I also like being able to enable and disable SSH from the vSphere Client.

And finally, the performance stats are improved. Now I can see my datastore stats for an individual VM and can see the stats for my NFS storage.

In summary, 4.1 has added some very useful features in addition to increasing performance, making it more scalable, more secure, and more reliable. Overall I am very happy with 4.1. And with 4.1, my 10 GB connections work great (the issue with 4.0 Update 2 has been fixed)

Friday, December 16, 2011

The esxi 4.x vmk0 feature

The esxi 4.x vmk0 bit me once again.   I should have known better. I had almost fogotten about this. In this case, I wanted to change my vmotion vlan and IP address. I failed to notice vmotion was using vmk0. I changed the vlan and IP, and voila.... everything went grey. I lost access to my esx server, and could only get to it via a remote console.

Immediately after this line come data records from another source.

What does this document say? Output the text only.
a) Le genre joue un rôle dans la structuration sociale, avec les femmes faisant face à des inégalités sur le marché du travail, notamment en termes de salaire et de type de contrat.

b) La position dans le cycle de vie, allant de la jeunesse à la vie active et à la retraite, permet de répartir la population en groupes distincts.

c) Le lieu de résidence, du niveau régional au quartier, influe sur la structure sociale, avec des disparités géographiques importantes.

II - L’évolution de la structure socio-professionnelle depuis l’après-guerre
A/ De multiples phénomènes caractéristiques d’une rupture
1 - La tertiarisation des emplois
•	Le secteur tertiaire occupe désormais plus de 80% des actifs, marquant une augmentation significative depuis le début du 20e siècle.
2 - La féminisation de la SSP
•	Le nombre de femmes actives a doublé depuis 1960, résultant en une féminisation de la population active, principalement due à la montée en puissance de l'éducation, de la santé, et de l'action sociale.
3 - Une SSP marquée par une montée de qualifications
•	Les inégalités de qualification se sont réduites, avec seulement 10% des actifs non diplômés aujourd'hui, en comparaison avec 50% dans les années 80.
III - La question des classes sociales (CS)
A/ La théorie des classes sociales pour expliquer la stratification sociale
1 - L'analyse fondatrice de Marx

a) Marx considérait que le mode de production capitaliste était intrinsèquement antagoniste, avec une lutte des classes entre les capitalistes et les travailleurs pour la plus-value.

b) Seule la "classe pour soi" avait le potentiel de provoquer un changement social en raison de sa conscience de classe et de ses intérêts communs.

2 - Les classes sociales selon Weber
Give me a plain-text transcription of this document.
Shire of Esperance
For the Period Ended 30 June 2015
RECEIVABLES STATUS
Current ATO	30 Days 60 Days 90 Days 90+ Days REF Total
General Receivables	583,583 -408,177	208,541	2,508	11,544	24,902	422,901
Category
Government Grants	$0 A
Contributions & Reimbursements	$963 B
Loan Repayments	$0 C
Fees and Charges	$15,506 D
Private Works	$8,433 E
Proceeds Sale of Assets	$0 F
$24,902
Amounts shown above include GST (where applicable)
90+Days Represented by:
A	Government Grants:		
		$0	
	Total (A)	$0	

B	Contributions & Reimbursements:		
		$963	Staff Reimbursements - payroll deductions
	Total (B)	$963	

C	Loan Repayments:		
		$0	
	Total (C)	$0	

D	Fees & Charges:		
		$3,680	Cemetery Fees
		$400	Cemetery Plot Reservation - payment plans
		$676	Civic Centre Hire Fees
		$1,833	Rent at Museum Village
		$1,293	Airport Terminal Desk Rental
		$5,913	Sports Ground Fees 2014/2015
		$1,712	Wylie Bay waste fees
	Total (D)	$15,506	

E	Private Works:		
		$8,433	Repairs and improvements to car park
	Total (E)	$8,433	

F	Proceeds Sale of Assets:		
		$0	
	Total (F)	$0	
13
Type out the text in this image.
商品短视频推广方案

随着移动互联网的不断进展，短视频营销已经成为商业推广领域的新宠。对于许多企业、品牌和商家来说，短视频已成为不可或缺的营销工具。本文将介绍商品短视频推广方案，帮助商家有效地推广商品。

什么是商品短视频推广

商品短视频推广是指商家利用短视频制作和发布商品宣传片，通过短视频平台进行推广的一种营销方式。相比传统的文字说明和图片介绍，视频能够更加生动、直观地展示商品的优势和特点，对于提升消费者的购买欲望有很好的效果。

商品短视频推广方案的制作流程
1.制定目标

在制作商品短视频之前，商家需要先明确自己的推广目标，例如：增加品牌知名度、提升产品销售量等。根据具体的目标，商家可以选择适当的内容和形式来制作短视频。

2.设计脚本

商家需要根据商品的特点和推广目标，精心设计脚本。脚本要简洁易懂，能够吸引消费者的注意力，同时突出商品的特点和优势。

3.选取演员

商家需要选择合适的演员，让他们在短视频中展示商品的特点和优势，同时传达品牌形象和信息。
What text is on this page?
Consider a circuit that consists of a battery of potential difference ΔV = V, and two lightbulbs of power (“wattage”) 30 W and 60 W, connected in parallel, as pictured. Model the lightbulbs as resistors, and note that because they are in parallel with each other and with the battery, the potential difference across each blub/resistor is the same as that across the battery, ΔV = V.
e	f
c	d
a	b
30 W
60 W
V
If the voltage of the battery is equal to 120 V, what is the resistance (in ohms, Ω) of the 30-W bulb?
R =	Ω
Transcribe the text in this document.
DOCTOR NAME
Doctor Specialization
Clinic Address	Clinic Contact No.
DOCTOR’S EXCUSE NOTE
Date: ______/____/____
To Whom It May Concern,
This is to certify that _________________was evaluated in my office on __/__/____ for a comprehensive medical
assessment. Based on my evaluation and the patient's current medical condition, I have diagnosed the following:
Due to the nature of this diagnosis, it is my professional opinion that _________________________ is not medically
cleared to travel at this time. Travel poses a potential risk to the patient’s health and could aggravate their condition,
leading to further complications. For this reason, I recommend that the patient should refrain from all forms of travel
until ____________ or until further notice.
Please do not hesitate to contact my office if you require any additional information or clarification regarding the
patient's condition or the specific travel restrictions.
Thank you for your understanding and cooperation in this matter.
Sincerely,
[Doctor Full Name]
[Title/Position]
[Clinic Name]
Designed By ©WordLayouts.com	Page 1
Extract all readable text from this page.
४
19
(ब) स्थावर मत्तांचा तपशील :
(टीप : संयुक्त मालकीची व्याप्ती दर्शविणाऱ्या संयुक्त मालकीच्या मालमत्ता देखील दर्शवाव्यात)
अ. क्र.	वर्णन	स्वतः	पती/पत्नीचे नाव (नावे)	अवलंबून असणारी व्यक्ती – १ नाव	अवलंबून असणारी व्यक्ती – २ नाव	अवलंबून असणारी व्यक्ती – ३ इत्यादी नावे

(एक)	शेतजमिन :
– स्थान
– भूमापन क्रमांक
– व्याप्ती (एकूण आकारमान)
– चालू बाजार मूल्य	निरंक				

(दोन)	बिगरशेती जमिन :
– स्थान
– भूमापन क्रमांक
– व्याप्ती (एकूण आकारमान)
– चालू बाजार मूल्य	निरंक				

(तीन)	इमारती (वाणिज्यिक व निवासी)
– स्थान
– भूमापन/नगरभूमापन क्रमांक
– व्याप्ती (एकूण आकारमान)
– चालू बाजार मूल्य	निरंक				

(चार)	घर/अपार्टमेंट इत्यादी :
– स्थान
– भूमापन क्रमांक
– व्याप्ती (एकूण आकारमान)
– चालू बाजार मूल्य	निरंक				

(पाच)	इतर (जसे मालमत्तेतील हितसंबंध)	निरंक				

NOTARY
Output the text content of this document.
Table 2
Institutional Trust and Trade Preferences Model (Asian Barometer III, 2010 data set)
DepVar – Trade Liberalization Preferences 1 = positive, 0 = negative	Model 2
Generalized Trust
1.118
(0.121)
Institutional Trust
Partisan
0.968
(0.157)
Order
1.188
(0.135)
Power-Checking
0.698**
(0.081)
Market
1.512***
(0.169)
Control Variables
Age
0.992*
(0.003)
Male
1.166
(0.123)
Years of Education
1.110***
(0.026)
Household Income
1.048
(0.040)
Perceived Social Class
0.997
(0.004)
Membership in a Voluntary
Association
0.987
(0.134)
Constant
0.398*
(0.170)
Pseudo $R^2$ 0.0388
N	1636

  I then got hold of vmware tech support, and with them on the line managed to also blow away all my nfs storage... Nice.   They quickly got things back to normal... More or less. The DCUI still showed my mgmt network as being one of my NAS storage IP addresses. Discovered a little known command that fixed this. But it unfixes itself at the next reboot.... Alas, after consulting again with vmware, my only hope was to rebuild the server....

Fortunately this esxi host was in maintenance mode, so no VMs were impacted by any of this. Just a couple of long days for me.

So, I asked myself , how did doing something as simple as changeing a vmotion IP address cause all these problems???

The answer is there is a part of the esxi 4 hypervisor that believes vmk0 is the mgmt network. So, even if you tell it otherwise, it does not believe you. If vmk0  gets assigned to anything else other than the mgmt network, you are in trouble.

But, it is even worse than that. You might think you can fix this by deleting vmk0 and the mgmt network and re-creating the mgmt network as vmk0. That sounds like a good plan. But you would be wrong. As soon as you delete vmk0, vmware looks for the next vmk and is convinced that is the mgmt network, even though something else is using it. In my case, it happenned upon one of my NAS IP addresses.

How might this happen? You may need to re-create your mgmt network. If you do, you might as well resign yourself to re-creating the server. Or, you might be trying to get a new server to comply with a host profile. If you were unlucky enough to use an esx server as a host profile, guess what? vmk0 is not used by the service console, and is assigned to something else, like vmotion or NAS storage or.... You will not be able to get your esxi host ti comply with the profile.  In desparation, you apply the profile, which fixes the problem. Unfortunately, it also assigned vmk0 to something other than your mgmt network. Your only recourse at this point is, you guessed it... to rebuild your esxi host.

The moral of the story is if you have an esxi host, make sure you do not change an IP address if it is uing vmk0 unless that is your mgmt network. Double check your vSphere client with your DCUI to make sure they both agree, and if you can,  check your host file to make sure it is in agreement as well. If they all agree, you are golden! Otherwise, think long and hard about changing that IP address!.. And never ever apply a host profile to an esxi server. It is too easy to mess this one up.  DO use a host profile to check your compliance, but do not apply it.